Safety Notes. Azides are thermally and photochemically labile and some organic azides can rapidly decompose with heat to release large amounts of nitrogen. In addition, some other azides present impact sensitivity being often potentially explosive, especially low-molecular-weight azides [24,25]. CAUTION! Although we did not have any incidents in handling them, it is known that organic azides and azide-rich compounds can be HIGHLY explosive. Decomposition of organic azides can be also catalyzed by certain transition metal species and by strong acids or during concentration under reduced pressure [26]. Along with the appropriate personal protective gear, procedures should be carried out in a well-ventilated hood behind a safety shield. All workers should be thoroughly trained in the use of azides before undertaking experiments.
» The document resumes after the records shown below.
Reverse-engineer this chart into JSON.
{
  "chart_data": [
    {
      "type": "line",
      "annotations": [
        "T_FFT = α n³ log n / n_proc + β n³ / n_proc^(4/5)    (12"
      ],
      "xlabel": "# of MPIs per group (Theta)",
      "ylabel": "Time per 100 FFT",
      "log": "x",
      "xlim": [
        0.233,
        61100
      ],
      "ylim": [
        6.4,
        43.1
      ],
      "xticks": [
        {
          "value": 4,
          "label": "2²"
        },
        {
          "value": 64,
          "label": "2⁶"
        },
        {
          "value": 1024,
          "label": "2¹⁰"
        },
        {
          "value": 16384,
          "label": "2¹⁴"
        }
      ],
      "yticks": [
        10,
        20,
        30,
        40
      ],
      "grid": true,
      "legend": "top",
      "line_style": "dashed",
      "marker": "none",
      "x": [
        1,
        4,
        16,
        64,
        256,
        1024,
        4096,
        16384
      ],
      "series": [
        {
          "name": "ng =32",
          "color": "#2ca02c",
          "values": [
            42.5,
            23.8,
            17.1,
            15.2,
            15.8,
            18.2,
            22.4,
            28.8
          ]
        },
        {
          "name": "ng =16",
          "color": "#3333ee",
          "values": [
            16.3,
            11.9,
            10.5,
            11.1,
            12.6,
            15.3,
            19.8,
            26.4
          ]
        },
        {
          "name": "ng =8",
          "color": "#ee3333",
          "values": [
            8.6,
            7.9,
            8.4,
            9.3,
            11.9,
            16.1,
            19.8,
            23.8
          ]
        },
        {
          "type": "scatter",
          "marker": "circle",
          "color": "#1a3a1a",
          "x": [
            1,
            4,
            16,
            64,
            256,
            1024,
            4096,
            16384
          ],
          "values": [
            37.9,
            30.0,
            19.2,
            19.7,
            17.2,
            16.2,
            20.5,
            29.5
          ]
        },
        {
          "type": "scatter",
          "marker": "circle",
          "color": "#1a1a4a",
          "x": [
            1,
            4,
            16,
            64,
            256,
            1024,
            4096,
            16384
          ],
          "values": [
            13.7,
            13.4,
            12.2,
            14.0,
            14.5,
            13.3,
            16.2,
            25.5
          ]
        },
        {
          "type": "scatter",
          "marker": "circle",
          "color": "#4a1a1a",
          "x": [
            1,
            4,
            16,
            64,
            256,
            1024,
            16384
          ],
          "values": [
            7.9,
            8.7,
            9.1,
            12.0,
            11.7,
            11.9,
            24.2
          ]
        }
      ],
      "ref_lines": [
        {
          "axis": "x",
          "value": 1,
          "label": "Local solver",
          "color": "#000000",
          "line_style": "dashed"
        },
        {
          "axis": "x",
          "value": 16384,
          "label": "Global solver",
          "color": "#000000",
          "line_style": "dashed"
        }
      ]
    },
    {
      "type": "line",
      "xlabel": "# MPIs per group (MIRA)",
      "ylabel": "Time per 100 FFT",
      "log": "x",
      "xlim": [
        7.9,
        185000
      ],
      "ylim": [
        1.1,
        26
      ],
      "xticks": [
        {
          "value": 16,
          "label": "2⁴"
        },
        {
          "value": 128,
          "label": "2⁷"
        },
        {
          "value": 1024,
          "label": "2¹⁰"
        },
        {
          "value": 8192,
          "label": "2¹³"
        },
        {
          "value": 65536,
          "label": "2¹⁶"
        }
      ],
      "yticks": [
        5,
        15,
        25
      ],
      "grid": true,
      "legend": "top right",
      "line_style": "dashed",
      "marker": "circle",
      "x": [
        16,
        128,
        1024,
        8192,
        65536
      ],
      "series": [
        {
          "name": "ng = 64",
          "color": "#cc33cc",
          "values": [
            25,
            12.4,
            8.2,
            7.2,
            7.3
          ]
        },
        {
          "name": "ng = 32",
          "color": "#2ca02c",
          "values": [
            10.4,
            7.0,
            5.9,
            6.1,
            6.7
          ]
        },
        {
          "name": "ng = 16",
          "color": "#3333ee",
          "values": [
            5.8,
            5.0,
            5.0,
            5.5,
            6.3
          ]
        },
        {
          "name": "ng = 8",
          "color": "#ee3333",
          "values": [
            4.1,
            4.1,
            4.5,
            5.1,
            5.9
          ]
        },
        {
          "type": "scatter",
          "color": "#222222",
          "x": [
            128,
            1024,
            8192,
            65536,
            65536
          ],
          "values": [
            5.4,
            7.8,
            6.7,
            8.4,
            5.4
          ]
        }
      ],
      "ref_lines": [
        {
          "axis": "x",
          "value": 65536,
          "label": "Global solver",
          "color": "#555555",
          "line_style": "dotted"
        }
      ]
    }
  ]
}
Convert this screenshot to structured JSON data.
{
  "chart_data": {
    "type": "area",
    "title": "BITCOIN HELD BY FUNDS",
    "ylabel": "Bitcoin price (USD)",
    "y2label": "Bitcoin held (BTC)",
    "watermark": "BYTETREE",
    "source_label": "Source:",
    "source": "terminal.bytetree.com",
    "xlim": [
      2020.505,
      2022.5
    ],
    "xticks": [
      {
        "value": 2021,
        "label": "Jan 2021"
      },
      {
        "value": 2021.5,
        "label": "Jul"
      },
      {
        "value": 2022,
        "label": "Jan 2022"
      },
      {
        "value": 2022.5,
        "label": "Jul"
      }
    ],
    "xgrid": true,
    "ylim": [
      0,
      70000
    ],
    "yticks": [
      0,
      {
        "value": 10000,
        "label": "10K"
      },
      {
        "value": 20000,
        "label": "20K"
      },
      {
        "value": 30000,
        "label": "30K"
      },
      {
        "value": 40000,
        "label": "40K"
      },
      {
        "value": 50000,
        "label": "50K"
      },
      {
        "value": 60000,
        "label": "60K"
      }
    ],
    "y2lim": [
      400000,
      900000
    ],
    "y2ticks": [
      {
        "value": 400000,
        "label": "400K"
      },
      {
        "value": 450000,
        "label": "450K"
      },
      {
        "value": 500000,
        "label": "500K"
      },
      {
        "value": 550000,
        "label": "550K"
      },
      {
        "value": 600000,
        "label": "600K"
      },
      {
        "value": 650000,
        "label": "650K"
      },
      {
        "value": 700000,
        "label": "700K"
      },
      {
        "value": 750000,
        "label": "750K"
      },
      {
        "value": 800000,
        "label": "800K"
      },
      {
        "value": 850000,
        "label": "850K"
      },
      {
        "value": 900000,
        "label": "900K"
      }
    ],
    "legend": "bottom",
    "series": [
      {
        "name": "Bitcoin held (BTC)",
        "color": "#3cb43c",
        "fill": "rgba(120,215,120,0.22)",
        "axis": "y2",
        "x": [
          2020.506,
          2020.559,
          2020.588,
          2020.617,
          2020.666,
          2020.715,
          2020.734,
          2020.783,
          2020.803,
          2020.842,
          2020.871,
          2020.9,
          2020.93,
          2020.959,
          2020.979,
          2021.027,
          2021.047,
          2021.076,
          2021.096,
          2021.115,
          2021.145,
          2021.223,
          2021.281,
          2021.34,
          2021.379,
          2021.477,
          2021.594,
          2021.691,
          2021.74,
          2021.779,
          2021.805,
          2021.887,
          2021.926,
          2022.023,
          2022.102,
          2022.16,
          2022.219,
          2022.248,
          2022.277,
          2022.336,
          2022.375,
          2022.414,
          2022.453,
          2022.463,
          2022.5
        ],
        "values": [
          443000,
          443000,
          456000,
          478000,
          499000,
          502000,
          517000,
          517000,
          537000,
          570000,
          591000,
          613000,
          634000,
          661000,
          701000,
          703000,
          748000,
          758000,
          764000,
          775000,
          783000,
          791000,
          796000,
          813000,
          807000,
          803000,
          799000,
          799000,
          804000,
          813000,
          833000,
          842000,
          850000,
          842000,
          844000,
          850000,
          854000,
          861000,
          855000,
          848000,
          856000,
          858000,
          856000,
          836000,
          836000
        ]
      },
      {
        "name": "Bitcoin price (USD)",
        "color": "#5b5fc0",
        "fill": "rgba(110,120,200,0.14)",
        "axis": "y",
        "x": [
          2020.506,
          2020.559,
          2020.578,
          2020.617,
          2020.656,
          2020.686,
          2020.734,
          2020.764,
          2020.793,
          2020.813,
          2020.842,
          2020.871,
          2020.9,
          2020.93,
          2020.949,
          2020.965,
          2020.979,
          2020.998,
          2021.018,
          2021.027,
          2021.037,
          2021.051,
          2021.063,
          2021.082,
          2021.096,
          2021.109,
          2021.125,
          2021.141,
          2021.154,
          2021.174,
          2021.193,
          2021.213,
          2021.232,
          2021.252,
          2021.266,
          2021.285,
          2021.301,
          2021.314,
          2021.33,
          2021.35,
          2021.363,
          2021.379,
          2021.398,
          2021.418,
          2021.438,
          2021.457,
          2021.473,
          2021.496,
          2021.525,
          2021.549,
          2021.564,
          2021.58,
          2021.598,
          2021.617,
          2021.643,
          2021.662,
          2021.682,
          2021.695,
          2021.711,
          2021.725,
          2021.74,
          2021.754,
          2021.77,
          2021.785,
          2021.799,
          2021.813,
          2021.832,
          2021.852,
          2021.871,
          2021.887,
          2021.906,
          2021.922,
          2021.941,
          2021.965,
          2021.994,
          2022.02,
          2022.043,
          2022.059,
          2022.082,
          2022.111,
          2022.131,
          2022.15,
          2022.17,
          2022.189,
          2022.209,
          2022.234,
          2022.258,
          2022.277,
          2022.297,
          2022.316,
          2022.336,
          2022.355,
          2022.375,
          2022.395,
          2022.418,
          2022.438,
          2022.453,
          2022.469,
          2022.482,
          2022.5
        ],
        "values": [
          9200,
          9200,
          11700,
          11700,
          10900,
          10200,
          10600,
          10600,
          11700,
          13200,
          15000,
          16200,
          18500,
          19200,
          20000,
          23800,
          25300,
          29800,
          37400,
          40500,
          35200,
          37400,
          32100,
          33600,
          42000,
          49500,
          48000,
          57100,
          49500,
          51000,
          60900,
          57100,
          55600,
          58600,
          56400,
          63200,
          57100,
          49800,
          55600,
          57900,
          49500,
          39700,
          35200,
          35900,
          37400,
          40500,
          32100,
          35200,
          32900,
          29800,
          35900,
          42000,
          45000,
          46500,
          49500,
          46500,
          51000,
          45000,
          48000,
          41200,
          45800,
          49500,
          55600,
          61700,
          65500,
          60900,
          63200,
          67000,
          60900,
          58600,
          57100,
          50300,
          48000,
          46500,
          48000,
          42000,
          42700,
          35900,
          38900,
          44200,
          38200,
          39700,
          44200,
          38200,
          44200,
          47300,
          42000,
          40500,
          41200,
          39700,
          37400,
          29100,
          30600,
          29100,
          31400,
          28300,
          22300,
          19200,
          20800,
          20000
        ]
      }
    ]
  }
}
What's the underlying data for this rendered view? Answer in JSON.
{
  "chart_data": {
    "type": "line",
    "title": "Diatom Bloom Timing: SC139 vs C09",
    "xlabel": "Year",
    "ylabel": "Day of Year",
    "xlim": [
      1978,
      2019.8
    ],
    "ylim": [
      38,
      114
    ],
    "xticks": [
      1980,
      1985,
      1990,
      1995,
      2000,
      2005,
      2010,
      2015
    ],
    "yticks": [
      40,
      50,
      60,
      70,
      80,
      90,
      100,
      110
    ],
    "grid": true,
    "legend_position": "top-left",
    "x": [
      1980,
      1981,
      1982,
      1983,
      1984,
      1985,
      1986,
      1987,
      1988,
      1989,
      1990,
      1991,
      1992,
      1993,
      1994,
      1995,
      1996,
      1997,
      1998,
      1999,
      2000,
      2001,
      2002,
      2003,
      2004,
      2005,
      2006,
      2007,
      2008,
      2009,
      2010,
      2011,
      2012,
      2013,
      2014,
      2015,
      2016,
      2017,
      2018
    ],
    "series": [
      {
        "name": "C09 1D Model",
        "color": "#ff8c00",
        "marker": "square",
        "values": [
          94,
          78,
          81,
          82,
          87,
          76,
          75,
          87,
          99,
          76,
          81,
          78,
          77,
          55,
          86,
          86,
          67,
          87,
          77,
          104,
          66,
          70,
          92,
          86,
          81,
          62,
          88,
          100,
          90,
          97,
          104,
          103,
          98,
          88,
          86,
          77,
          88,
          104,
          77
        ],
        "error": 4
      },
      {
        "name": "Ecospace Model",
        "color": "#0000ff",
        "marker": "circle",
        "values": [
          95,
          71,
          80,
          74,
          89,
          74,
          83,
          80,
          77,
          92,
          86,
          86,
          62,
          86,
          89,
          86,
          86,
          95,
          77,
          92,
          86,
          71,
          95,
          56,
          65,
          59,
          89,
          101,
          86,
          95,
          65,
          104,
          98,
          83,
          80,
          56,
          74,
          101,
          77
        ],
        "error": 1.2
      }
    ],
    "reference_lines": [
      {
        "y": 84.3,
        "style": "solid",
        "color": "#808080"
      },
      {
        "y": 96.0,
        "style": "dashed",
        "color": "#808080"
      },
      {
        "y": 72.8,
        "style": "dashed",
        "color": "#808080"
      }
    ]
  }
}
H₂SO₄ (0.4 mL, 0.732 g, 7.47 mmol) was added dropwise to a suspension of NaN₃ (0.455 g, 7 mmol) in toluene (7 mL) at room temperature over a 10 min period. The mixture was stirred at room temperature for 15 min. A solution of (2-chlorophenyl)-bis-(4-fluoro-phenyl)-methanol (0.365 g, 1.0 mmol) in toluene (7 mL) was added dropwise at 0° to pH = 10. The product was extracted with AcOEt (3× 15 mL), the organic layers were joined and dried over Na₂SO₄, the solvent was removed under reduced pressure and the product was purified by column chromatography (SiO₂, hexane/AcOEt 95:5) affording [(2-Chlorophenyl)-(4-fluorophenyl)methylene]-(4-fluorophenyl)amine 3 as a white solid (0.308 g, 87 %), m.p. 115 °C. ¹H NMR (300 MHz, CDCl₃) δ 7.76–7.66 (m, 2H), 7.34 (t,d, 1H), 7.29–7.15 (m, 2H), 7.13–6.98 (m, 3H), 6.87–6.69 (m, 4H); ¹³C NMR (75 MHz, CDCl₃) δ 165.70, 165.13, 163.69, 160.50–158.57, 146.36, 135.48, 134.09, 132.34, 130.71, 130.64, 130.16, 130.11, 129.64, 126.71, 121.71, 121.65, 115.64, 115.46, 115.28, 115.11; ¹⁹F NMR (282.4 MHz, CDCl₃) δ-108.79, −119.75; IR (ATR, cm⁻¹): 2926, 1732, 1672, 1597, 1504, 1229; MS [EI+] m/z (%): 329 [M + 2]⁺, (20), 327 [M]⁺, (60), 234, 232 [M-C₆H₄F]⁺ (30), 216 [M-C₆H₄Cl]⁺ (100); Anal. Calcd. for C₁₉H₁₂ClF₂N (%): C, 69.63; H, 3.69; N, 4.17; found: C, 69.59; H, 3.78; N, 4.28.

4. Conclusions

The title compound was obtained from a halogenated triphenylmethyl alcohol and sodium azide via the Schmidt reaction approach, which promises widespread applications in the synthesis of imines.